Said Ingram, “He’s got a lot of God-given talent. He just follows his blockers. Sometimes I think it’s just some of the basketball coming out in him. ... He may reverse field or find a blocker. That’s like finding screens or picks or whatnot. It’s definitely a comfort having him back there, because he is so smart and he can make so many plays with his legs and throw the football.”
Ingram said the players Washington County has on the offensive line and defensive front seven aren’t the biggest out there. What the players and coaching staff do, however, is to keep things flexible.

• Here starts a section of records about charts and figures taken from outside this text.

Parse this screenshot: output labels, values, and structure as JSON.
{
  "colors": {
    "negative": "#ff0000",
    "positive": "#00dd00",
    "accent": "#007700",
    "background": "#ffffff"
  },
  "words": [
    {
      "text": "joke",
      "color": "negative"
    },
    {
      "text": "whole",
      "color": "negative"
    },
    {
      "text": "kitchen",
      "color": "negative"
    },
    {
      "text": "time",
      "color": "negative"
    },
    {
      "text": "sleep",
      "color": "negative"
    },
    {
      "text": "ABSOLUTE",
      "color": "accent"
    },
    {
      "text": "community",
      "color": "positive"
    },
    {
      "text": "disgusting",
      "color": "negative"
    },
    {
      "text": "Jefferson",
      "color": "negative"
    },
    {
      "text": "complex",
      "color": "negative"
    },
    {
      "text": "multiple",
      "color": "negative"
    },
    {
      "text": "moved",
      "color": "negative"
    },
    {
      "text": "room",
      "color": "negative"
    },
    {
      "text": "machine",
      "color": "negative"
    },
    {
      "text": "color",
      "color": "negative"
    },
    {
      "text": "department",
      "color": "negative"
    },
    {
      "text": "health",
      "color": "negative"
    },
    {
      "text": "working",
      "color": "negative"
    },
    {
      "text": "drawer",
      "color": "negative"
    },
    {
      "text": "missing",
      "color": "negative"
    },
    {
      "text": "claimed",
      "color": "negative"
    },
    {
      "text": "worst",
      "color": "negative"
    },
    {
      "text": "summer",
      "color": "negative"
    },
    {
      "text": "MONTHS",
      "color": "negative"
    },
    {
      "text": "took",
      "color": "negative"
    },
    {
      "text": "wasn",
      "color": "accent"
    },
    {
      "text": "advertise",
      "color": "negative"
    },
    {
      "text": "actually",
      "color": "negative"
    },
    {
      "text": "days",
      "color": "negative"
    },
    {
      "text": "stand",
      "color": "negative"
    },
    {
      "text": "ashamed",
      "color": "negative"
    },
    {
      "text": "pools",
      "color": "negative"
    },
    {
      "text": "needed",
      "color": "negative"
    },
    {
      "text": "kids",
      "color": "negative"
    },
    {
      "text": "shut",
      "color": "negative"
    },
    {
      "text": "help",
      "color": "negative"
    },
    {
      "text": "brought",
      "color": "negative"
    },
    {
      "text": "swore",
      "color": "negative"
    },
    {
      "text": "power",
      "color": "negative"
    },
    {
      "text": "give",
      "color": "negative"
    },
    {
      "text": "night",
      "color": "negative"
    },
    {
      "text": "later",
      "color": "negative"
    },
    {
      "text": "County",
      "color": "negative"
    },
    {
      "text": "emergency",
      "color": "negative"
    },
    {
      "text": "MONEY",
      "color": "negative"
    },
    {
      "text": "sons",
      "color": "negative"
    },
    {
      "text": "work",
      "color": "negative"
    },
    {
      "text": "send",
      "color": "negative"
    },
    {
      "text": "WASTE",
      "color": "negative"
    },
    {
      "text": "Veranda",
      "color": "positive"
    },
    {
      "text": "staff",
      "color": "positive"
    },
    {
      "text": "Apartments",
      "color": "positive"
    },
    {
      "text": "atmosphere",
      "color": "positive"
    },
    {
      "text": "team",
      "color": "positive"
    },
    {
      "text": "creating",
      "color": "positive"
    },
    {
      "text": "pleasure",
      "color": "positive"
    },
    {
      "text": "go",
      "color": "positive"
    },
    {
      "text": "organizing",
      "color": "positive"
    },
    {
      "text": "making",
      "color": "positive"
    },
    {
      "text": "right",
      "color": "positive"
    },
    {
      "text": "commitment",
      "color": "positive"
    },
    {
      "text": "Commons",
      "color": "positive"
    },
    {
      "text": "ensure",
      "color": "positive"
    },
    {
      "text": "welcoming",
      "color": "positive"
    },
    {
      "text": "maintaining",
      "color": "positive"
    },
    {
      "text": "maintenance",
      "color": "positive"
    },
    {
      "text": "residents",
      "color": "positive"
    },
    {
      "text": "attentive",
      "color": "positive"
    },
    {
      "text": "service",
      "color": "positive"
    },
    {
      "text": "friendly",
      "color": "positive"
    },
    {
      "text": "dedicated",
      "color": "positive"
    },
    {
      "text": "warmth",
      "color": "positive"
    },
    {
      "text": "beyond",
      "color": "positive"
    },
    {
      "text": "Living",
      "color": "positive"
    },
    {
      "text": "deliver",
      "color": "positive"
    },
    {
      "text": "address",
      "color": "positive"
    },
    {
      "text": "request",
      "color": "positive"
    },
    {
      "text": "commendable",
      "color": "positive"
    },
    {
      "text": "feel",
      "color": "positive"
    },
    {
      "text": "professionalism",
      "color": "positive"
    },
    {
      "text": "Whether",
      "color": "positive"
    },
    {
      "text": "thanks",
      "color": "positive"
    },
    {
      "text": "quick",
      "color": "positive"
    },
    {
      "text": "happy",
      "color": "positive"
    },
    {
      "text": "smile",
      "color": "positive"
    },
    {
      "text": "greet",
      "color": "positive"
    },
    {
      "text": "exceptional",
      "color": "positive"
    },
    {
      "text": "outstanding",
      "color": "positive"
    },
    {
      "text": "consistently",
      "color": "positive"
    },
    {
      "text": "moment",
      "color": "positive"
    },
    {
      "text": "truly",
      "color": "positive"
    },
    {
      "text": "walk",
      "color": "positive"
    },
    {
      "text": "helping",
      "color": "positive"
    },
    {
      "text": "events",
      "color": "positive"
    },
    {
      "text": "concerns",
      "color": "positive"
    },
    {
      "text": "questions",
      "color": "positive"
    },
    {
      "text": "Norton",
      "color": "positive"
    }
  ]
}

For example, when senior middle linebacker/tight end Stacy Thompson was lost for the season with an injury sustained Sept. 12 against Veterans, others, including senior middle linebacker/fullback Antwoin Butts, stepped up.
“We’ve made it work up to this point, but every week is different; every week is a different challenge,” Ingram said. “Usually, you have a lot of linemen in a high school, usually big guys who don’t really move well. We’ll try to find a place for them and use them more against running teams and use slender guys to try to defend passing teams and more spread teams. We try to adapt what we do to our personnel instead of trying to adapt our personnel.
“We haven’t had to make too many adjustments to what we do, but we usually try to place a player or don’t make him do the things (a certain player) did. We’ll make it where what we do in our calls is tailored to what his strong suit is.”